The other unit sits behind the existing nut and usually clamps from the bottom up.(See Fig. #2)
By contrast, its advantages are that since you still have a regular nut on the instrument, you can easily change the action and string spacing, etc. With either unit, never over tighten the locking screws. It is a common problem that after much over- tightening, the allen heads and/or the screw threads will strip out. Also, over-tightening leads to early string breakage. A good snug fit is always best.
If you feel that your strings are slipping through the nut lock and that because of this you need to really bear down on the lock, then take this to you local repairperson and talk to him or her about it. There may be a simple remedy that will save a lot of wear and tear on your system.
Since I’ve talked about locking systems, a word is in order about other approaches. There are some manufacturers who, after working with locking systems, have gotten away from them. They are working along other, simpler lines.

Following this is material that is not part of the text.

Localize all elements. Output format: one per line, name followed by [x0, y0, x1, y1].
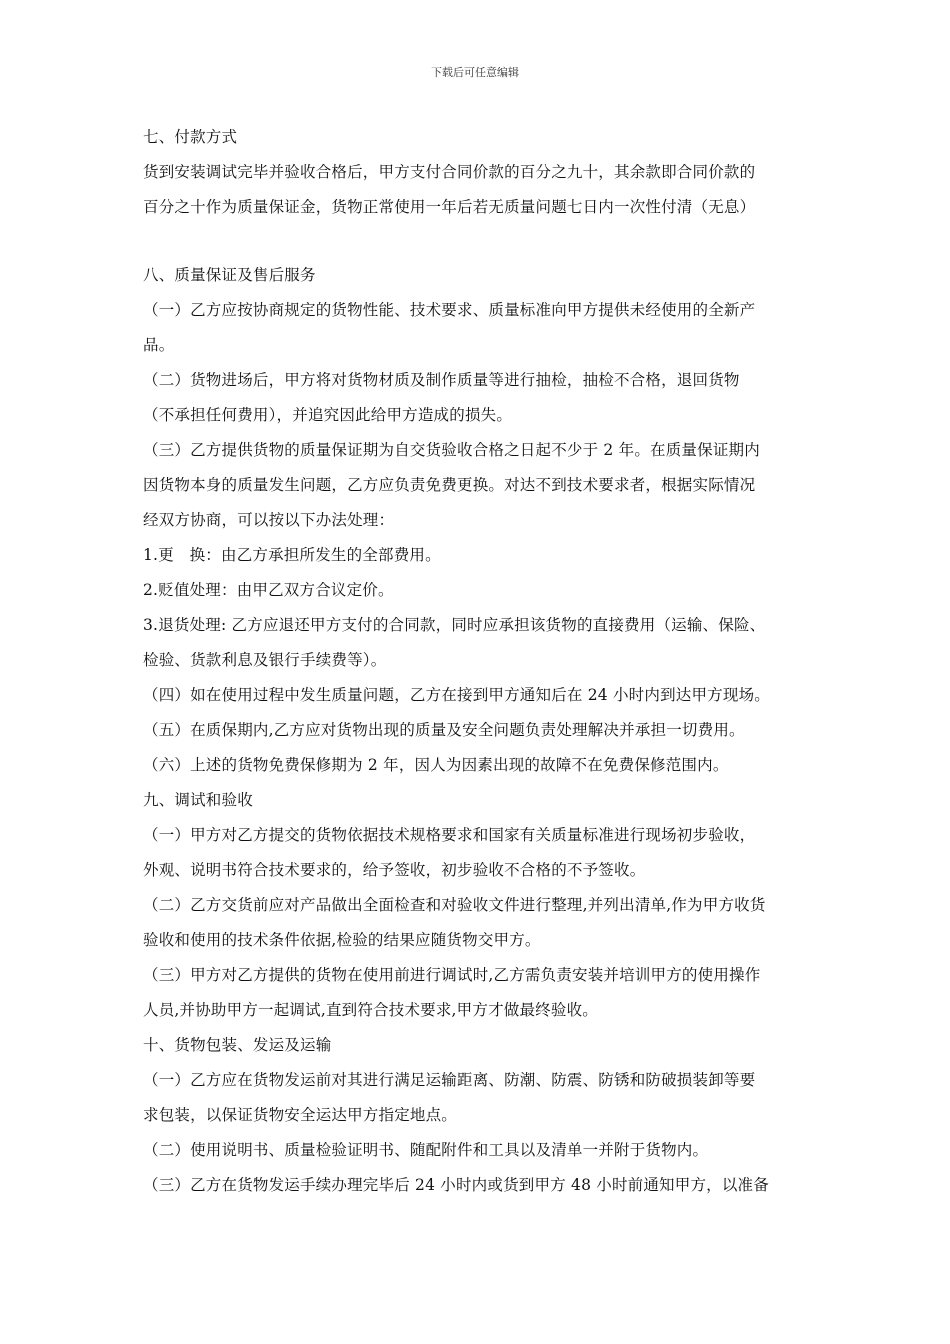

One such developing trend is using nuts that have “rollers”. (See Fig. #3) Here the string is free to move back and forth unimpeded. Often these nuts are used in conjunction with tuning heads that have locking devices that hold the string tightly to the tuner. (See Fig. #4)
The idea is that by eliminating any slippage of the string at the tuner (via the locking tuner), and by allowing the string to move completely freely through the nut (via the roller nut), you can do away with more complicated locking systems and still achieve the same results.
If you have an older fulcrum type and wish to upgrade, you might try this approach before you completely replace it with a new locking system. Talk to your local dealer or repair- person for more information about what might work for you.
CAUTIONS: Read the section earlier in this booklet on general maintenance, as this applies to your tremolo as well. There are a couple of things that should be talked about specifically for the wang bar.
Remember to wipe off the bridge after each use with a soft dry cloth. This will greatly increase the dependability of the unit. Be aware that all the moving parts on your tremolo system need to move as freely as possible. For example, if your unit has rollers for the saddle pieces, these need to be free to roll or your strings will get hung up and out of tune. It’s a good idea to apply a tiny drop of 3-in-1 oil once a month to each of the rollers, pivot points, or other regularly moving parts and be sure to wipe off the excess oil.
STRINGS AND WANGS: Tremolos are hard on strings! No doubt about it. So there are a few things to consider concerning strings.
If your strings attach to the tremolo using regular ball ends, buy strings that are made with reinforcing at the windings. Since the plain strings (the high strings) tend to slip at the wrap near the ball end, reinforced strings were developed. These have an extra wrapping of wire around where the string ties to the ball. The wound strings in these sets are the same as in a regular set since these tend not to slip.
With some bars, you have to cut off the ball ends of the strings. If this is the case, DON’T buy reinforced strings. When you cut off the ball, you’ll be cutting off the reinforcing.
Lock and unlock the string at the nut as few times as possible. The more times you clamp down on the string, the more likely it is to break. You should be able to put on a new set of strings and only lock down the nut once. To do this, be sure to put the fine tuners in their middle position. This way you will have plenty of travel up and down for tuning.